Por Los Chicos
- Website type: Nonprofit organization
- Website: porloschicos.com
- Commercial: No
- Registration: Optional
- Launched: 2001; 25 years ago

= Por Los Chicos =

Nonprofit organization for poor children

Por Los Chicos (in English, For The Children) is a nonprofit organization that coordinates donations to children in poverty. The organization does not have any political or religious affiliation. Its mission is to fight children malnutrition in Argentina. As of 2020, it is bringing help to around 3500 children in more than 20 institutions.

==Structure==

Por Los Chicos is composed by volunteers who work since 2001. As of 2020, the organization has around 700 volunteers. The main values of the organization are support to health, nutrition, education, art, and social and cultural inclusion. Donations can be done through a click-to-donate system provided at the website. Each sponsor donates money when its advertisement is seen by a user. Some sponsors also donate when their products are purchased. This money is used to buy food and distributed in meal centers.

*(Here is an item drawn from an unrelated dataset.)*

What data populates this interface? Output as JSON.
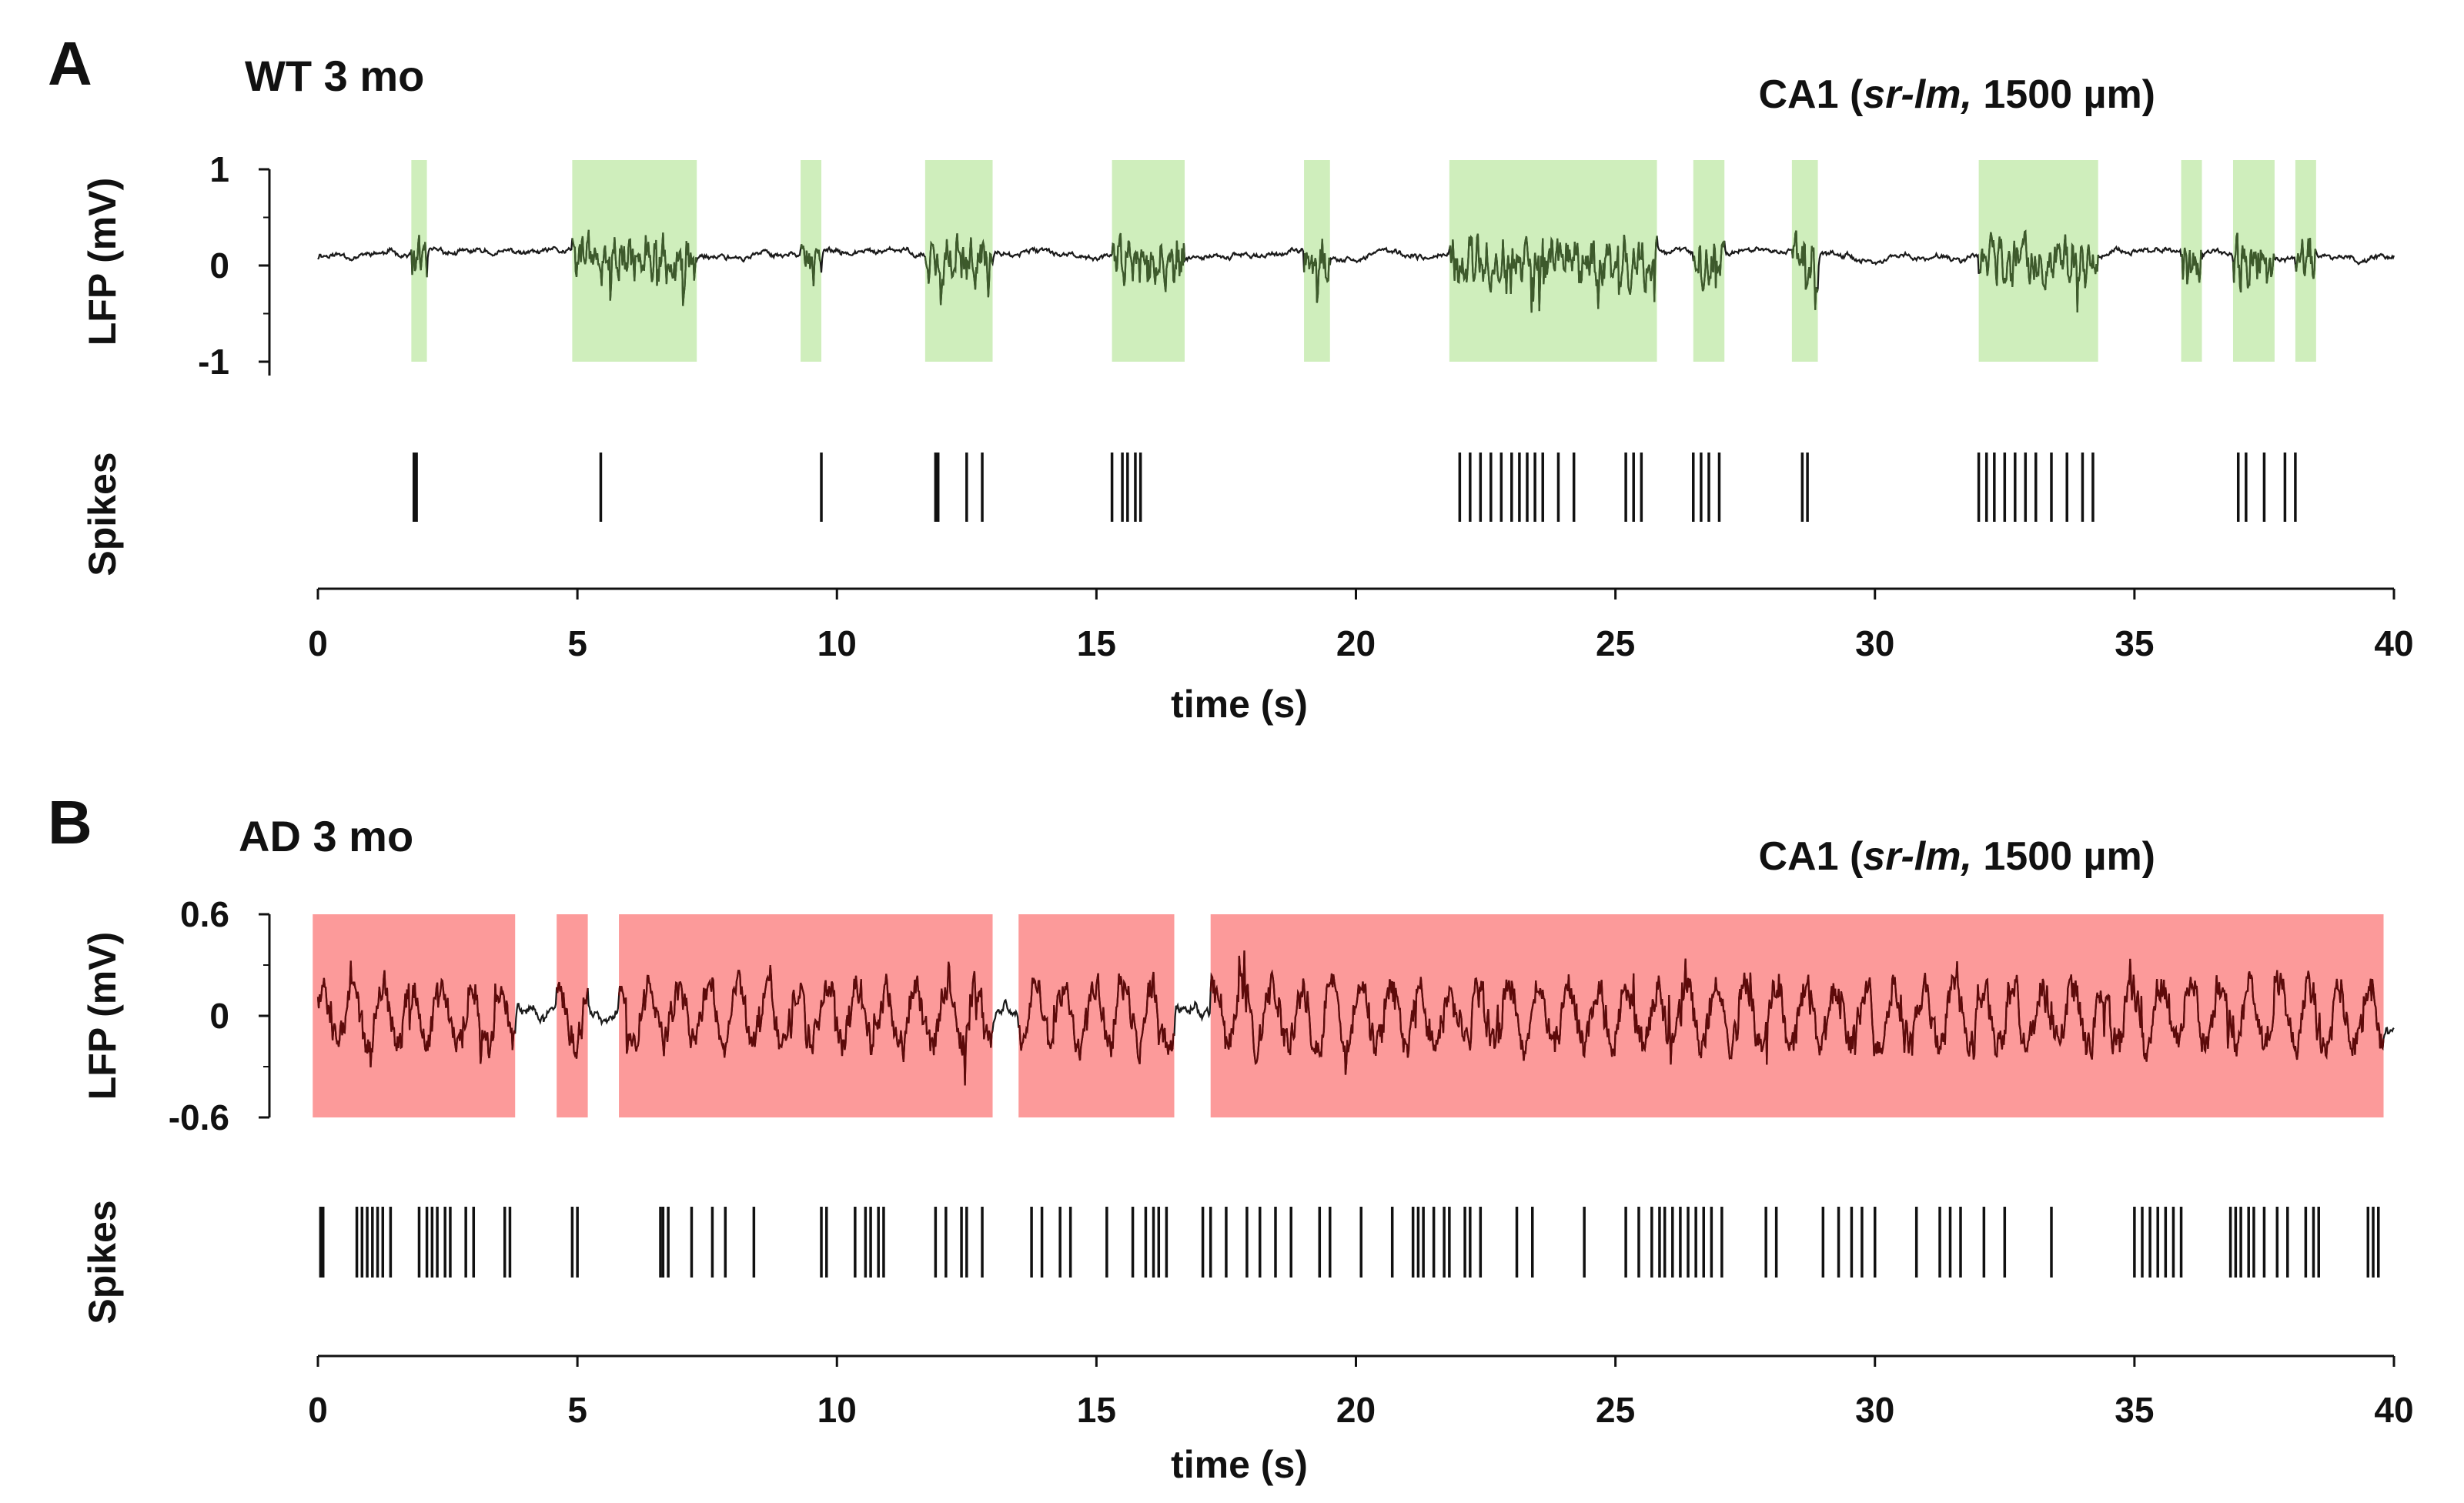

Food is distributed using any of the following strategies:
- direct distribution: the sponsor takes care of purchasing and transporting food to the meal centers,
- wholesale purchase: Por Los Chicos makes wholesale purchases directly to the providers, according to the needs of the meal centers,
- distribution of supermarket vouchers: Por Los Chicos distributes supermarket vouchers to the meal centers and controls their use via invoices.

The provided food includes milk, cereals, dehydrated vegetables, legumes, and they are calcium fortified. Por Los Chicos is registered in the United States as a 501(c)(3) organization, which allows it to receive tax-deductible donations (in the United States) and participate in donation matching programs and in AmazonSmile.